The term Junge Wilde (German for "young wild ones") was originally applied to trends within the art world, and was only later used with reference to politics. At present, the term is used by German-language journalists to describe any group within a tradition that seeks to undermine established authority.

Artistic movement
In 1978, the Junge Wilde painting style arose in the German-speaking world in opposition to established avant garde, minimal art and conceptual art. It was linked to the similar Transavanguardia movement in Italy, USA (neo-expressionism) and France (Figuration Libre).
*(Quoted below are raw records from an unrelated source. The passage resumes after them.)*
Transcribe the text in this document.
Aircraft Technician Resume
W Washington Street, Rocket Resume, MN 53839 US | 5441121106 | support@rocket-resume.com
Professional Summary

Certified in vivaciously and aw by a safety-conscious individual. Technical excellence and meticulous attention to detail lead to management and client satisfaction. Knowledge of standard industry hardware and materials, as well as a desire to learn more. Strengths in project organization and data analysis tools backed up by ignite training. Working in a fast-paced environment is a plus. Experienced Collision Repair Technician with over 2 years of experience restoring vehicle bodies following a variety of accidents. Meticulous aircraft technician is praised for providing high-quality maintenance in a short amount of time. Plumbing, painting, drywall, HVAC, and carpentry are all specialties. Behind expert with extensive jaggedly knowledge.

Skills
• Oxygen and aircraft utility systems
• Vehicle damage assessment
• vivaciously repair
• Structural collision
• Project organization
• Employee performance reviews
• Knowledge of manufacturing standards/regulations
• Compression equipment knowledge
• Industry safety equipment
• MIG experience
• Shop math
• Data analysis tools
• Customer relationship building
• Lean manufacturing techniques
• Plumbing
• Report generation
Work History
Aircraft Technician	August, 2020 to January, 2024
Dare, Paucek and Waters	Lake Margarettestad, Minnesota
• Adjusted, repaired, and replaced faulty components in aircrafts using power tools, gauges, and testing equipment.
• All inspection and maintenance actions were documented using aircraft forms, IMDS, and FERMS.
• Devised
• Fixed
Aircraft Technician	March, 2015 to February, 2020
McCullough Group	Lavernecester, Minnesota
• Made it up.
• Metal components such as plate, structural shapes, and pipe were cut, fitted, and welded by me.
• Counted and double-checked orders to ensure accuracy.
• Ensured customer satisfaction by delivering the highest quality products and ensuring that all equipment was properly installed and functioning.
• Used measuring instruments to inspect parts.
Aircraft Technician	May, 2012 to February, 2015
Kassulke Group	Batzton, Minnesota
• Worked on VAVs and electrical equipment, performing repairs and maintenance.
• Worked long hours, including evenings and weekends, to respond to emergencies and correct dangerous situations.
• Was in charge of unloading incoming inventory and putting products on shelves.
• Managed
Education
The Junge Wilde painted their expressive paintings in bright, intense colors and with quick, broad brushstrokes very much influenced by Professor at the Academy of Art in Berlin, Karl Horst Hödicke (b:1938). They were sometimes called the Neue Wilde (:de:Neue Wilde).

Influential artists
 Austria: Siegfried Anzinger, Erwin Bohatsch, Herbert Brandl, Gunter Damisch, Hubert Scheibl, Hubert Schmalix, G.L. Gabriel-Thieler
 Denmark: Berit Heggenhougen-Jensen, Nina Sten-Knudsen
 Germany:
 Berlin: Luciano Castelli, Rainer Fetting, Andreas Walther, Helmut Middendorf, Salomé, Bernd Zimmer, Elvira Bach, Peter Robert Keil
 Cologne: Hans Peter Adamski, Peter Bömmels, Walter Dahn, Jiri Georg Dokoupil, Leiko Ikemura, Gerard Kever, Gerhard Naschberger, Volker Tannert, Elias Maria Reti, Stefan Szczesny
 Dresden: A. R. Penck
 Düsseldorf: Moritz Reichelt, Jörg Immendorff, Albert Oehlen, Markus Oehlen, Martin Kippenberger, Markus Lüpertz, Werner Buettner, Horst Gläsker, Peter Angermann
 Karlsruhe: Bernd Erich Gall
 Switzerland: Martin Disler

Later usage
The term Junge Wilde began to be used by the media in the 1990s with reference to a certain group of politicians who bucked party leadership to make their names. It was first used with reference to the German CDU party (particularly against Helmut Kohl).

Since then the term has also been applied to members of other parties.